Il candidato in pole position, peraltro, era e rimane il direttore generale di via Nazionale, Fabrizio Saccomanni; ma la determinazione a chiudere rapidamente da parte del governo, nonostante il fatto che la crisi imperversante sui mercati finanziari internazionali consiglierebbe da tempo una scelta tempestiva, non è ancora tale da consentire uno sblocco rapido della procedura.
Del resto, anche nel colloquio del 21 settembre scorso con il presidente della Repubblica Giorgio Napolitano, il presidente del Consiglio non aveva dato l'impressione di voler accelerare i tempi su questa scelta: prevalevano, ed evidentemente continuano a prevalere, altre preoccupazioni che hanno molto a che vedere con le fortissime tensioni interne al governo e con scontri al calor bianco e /o mediazioni possibili con il ministro dell'Economia Giulio Tremonti.

Il ministro, da un punto di vista formale non ha potere d'iniziativa sulla nomina (la legge recita infatti che la nomina del governatore è disposta con decreto del Presidente della Repubblica, su proposta del Presidente del Consiglio dei ministri, previa deliberazione del Consiglio dei ministri, sentito il parere del Consiglio superiore della Banca d'Italia). Ma va da sè che il parere del responsabile di via XX settembre conta, eccome. E il ministro non avrebbe ancora modificato la sua preferenza iniziale: che era e rimane, al momento, quella di vedere Vittorio Grilli, attuale direttore generale del Tesoro insediato alla guida di via Nazionale.
Una scelta che, al di là degli indiscutibili meriti professionali e del curriculum di prim'ordine dell'economista milanese, verrebbe vissuta dalla struttura di via Nazionale, che da tempo aveva fatto capire i propri desideri a favore di una candidatura interna, come una sorta di ferita all'autonomia della Banca centrale italiana.

Anche se in tutte le sedi istituzionali deputate a perfezionare la scelta le bocche sono rimaste cucite nella serata di ieri è trapelato che il ministro dell'Economia avrebbe spezzato una lancia per la nomina di Grilli sia con il presidente della Repubblica sia con Berlusconi.
Dal canto suo, il presidente Napolitano non avrebbe potuto far altro che ribadire come le attuali, forti tensioni politiche (comprese quelle che tuttora impediscono una decisione tempestiva per la guida di Bankitalia) debbano in primo luogo trovare una composizione interna al governo.

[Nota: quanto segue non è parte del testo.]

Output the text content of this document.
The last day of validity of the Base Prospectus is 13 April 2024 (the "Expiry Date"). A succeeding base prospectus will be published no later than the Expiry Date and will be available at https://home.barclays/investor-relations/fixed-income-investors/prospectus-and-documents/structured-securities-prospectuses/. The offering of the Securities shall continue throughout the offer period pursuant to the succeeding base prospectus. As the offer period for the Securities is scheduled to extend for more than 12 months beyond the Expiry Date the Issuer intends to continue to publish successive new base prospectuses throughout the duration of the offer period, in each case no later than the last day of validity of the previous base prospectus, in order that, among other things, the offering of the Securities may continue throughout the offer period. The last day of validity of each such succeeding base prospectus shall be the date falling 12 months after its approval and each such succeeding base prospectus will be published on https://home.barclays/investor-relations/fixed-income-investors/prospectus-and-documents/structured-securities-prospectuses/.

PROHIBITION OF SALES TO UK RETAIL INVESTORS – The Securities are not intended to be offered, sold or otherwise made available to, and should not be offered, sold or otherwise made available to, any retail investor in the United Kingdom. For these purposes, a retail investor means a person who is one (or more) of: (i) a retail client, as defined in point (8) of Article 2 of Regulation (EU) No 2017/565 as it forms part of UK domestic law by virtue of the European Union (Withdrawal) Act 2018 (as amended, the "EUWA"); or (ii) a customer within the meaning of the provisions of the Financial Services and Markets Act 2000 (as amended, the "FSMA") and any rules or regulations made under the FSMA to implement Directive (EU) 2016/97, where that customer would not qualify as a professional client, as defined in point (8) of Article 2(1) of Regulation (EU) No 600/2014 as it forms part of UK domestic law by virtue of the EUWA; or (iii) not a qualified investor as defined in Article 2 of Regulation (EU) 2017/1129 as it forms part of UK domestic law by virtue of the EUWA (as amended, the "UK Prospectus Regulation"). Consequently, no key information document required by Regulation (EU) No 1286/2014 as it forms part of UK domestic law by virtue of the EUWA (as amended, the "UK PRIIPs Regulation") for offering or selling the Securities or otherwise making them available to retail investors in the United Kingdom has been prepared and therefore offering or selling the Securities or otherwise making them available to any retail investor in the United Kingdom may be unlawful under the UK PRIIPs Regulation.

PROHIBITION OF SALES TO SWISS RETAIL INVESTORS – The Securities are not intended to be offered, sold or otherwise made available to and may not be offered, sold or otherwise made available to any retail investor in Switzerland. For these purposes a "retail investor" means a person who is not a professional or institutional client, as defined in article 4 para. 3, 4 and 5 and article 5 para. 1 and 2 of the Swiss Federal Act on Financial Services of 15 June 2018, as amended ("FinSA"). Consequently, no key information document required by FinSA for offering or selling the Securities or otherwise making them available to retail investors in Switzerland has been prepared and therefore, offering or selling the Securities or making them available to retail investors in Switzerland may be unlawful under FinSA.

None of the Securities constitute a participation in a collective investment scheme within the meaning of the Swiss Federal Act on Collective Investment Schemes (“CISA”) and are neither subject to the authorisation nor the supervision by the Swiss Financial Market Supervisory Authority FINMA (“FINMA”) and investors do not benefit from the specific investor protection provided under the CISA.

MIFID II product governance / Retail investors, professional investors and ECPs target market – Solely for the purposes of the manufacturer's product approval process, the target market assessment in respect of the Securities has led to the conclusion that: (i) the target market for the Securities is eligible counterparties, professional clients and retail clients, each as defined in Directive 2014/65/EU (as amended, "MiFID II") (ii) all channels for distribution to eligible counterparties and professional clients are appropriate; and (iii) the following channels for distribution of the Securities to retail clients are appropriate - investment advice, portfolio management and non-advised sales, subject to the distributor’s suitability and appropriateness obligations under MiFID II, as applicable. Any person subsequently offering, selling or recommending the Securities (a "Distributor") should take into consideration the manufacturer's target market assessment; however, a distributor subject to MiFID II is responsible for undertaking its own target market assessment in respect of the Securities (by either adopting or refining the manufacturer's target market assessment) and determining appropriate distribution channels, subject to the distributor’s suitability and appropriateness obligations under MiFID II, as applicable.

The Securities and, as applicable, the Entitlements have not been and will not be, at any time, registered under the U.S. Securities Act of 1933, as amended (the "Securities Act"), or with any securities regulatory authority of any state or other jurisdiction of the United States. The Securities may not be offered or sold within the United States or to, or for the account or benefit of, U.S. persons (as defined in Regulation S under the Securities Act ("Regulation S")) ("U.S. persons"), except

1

Non avrebbe senso, infatti, l'idea di un candidato del presidente della Repubblica e meno che mai una proposta del Quirinale. Al quale, secondo il dettato della legge, compete, invece, di concorrere con le sue valutazioni alla definizione di una proposta che possa ottenere il massimo della condivisione e che tuteli l'autonomia della Banca centrale.